According to DE 4109246 A1 the hydrogenation of polyunsaturated fatty acids and their derivatives can be conducted using Na2PdCl4 catalysts precursors in propylene carbonate and aqueous sodium carbonate solutions; the catalytic reaction was performed in a homogeneous system. After the reaction, n-hexane was added to the reaction mixture and a two-phase system was formed, allowing the catalyst recovery by a phase separation of the lower propylene carbonate phase. Instead of propylene carbonate could also be used a nitrogenous aprotic solvent as activator such as dimethyl formamide. Fell et al. [Fat Sci. Technol. 92, p264f (1990); ibid. 93, p329f (1991)] also homogeneously hydrogenated ML using Ziegler-Sloan-Lapporte catalysts based on Ni(acac)2 or Pd(acac)2 and Al(C2H5)3 with a high selectivity (>90%) to C18:1 products. However, a shortcoming of this reaction is the cumbersome separation of the catalyst from reaction products and its quantitative recovery in active form as well as the large quantities of triethyl aluminium required i.e a molar ratio of Ni(acac)2/Al(C2H5)3= 1/10.

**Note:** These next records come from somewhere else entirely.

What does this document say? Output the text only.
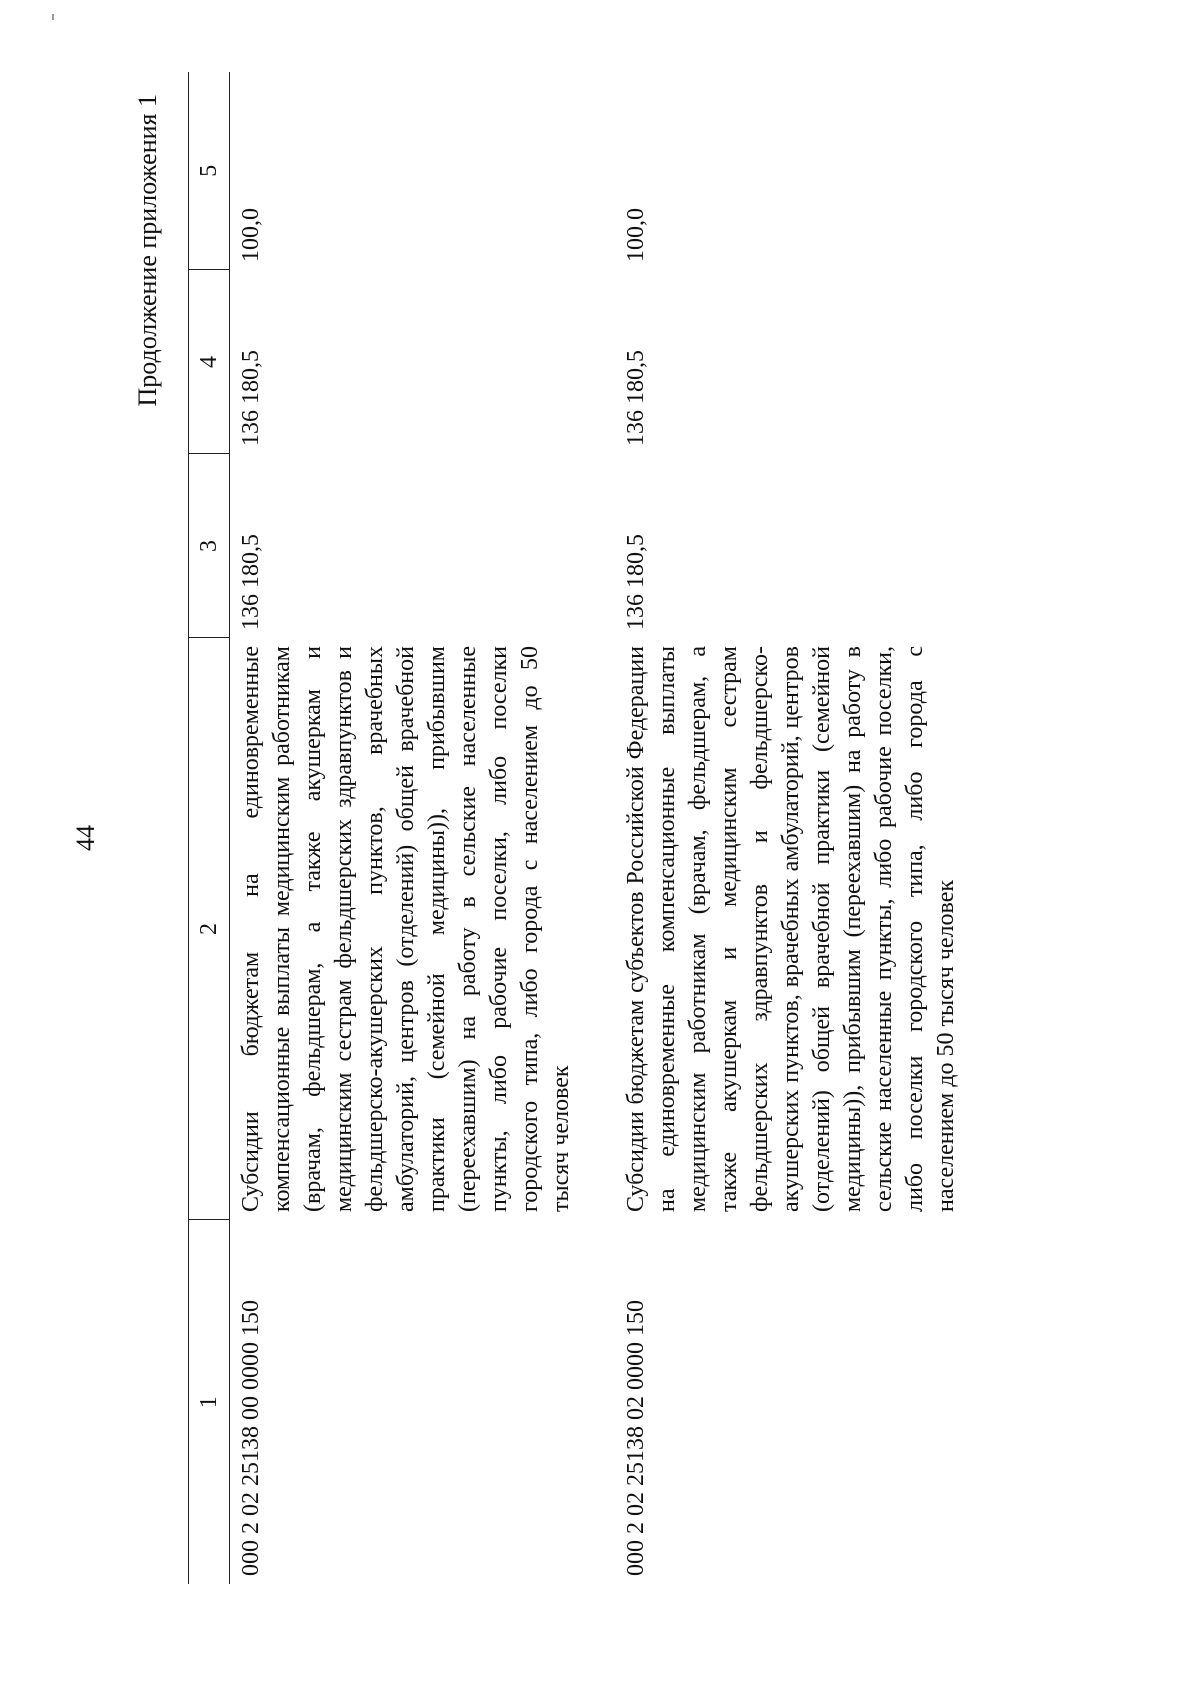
44
Продолжение приложения 1
1	2	3	4	5
000 2 02 25138 00 0000 150	Субсидии бюджетам на единовременные компенсационные выплаты медицинским работникам (врачам, фельдшерам, а также акушеркам и медицинским сестрам фельдшерских здравпунктов и фельдшерско-акушерских пунктов, врачебных амбулаторий, центров (отделений) общей врачебной практики (семейной медицины)), прибывшим (переехавшим) на работу в сельские населенные пункты, либо рабочие поселки, либо поселки городского типа, либо города с населением до 50 тысяч человек	136 180,5	136 180,5	100,0
000 2 02 25138 02 0000 150	Субсидии бюджетам субъектов Российской Федерации на единовременные компенсационные выплаты медицинским работникам (врачам, фельдшерам, а также акушеркам и медицинским сестрам фельдшерских здравпунктов и фельдшерско-акушерских пунктов, врачебных амбулаторий, центров (отделений) общей врачебной практики (семейной медицины)), прибывшим (переехавшим) на работу в сельские населенные пункты, либо рабочие поселки, либо поселки городского типа, либо города с населением до 50 тысяч человек	136 180,5	136 180,5	100,0
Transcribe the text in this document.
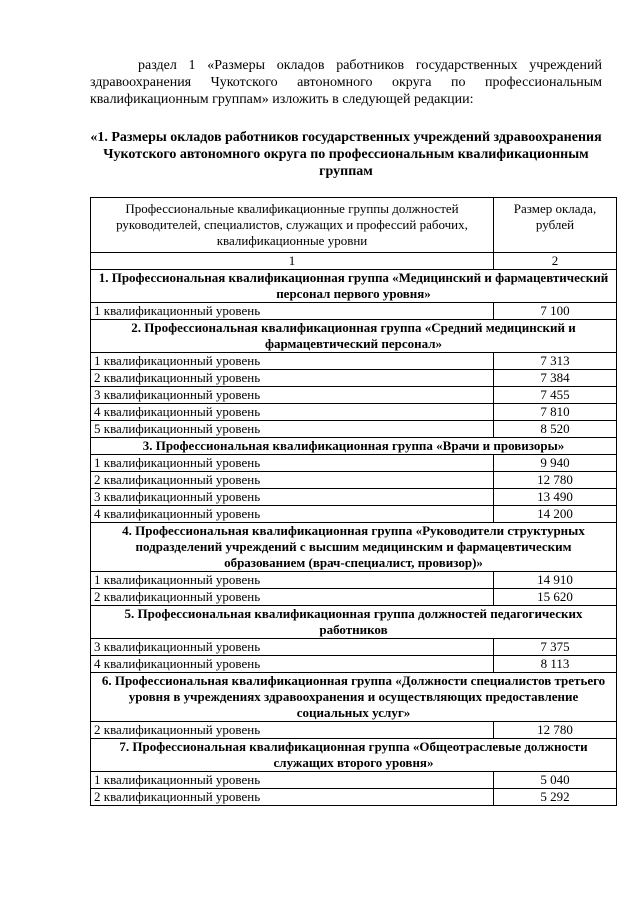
раздел 1 «Размеры окладов работников государственных учреждений здравоохранения Чукотского автономного округа по профессиональным квалификационным группам» изложить в следующей редакции:

«1. Размеры окладов работников государственных учреждений здравоохранения Чукотского автономного округа по профессиональным квалификационным группам

Профессиональные квалификационные группы должностей руководителей, специалистов, служащих и профессий рабочих, квалификационные уровни	Размер оклада, рублей
1	2
1. Профессиональная квалификационная группа «Медицинский и фармацевтический персонал первого уровня»	
1 квалификационный уровень	7 100
2. Профессиональная квалификационная группа «Средний медицинский и фармацевтический персонал»	
1 квалификационный уровень	7 313
2 квалификационный уровень	7 384
3 квалификационный уровень	7 455
4 квалификационный уровень	7 810
5 квалификационный уровень	8 520
3. Профессиональная квалификационная группа «Врачи и провизоры»	
1 квалификационный уровень	9 940
2 квалификационный уровень	12 780
3 квалификационный уровень	13 490
4 квалификационный уровень	14 200
4. Профессиональная квалификационная группа «Руководители структурных подразделений учреждений с высшим медицинским и фармацевтическим образованием (врач-специалист, провизор)»	
1 квалификационный уровень	14 910
2 квалификационный уровень	15 620
5. Профессиональная квалификационная группа должностей педагогических работников	
3 квалификационный уровень	7 375
4 квалификационный уровень	8 113
6. Профессиональная квалификационная группа «Должности специалистов третьего уровня в учреждениях здравоохранения и осуществляющих предоставление социальных услуг»	
2 квалификационный уровень	12 780
7. Профессиональная квалификационная группа «Общеотраслевые должности служащих второго уровня»	
1 квалификационный уровень	5 040
2 квалификационный уровень	5 292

The complex object of the present invention has therefore been to provide a process for the production of unsaturated fatty acid alkyl esters having a total content of C18:1 of about 30 to about 80 Mol-% and more particularly more than 50 Mol-% by partial hydrogenation of unsaturated fatty acid esters having a total content of (C18:2+C18:3) of at least 65 Mol-% and more particular more than 75 Mol-% which avoids the disadvantages of the state of the art cited above. In particular, such process should allow to transfer highly unsaturated fatty acid alkyl esters or glycerides based e.g. on linseed or sunflower oil into a high-oleic fatty acid alkyl ester or glyceride, exhibiting low contents of higher unsaturated and fully saturated acyl moieties in order to improve the quality of said esters or glycerides, particularly with respect of their oxidative stability and cetane number at a low pour point for the application as so-called “biodiesel”, higher oxidative stability and low pour point for the application as “biolubricants” and improved oxidative stability and low contents of trans-fats and fully saturated compounds for the application of “edible oils hydrogenation”. Another object of the invention has been to conduct the hydrogenation process under mild and environmental-friendly conditions, particularly under biphasic conditions in an aqueous medium and by using catalysts which exhibit a high turnover frequency (TOF) and high selectivity towards the cis-C18:1 compounds and are easy to separate from the reaction mixture and to be returned into the process without reduction of activity.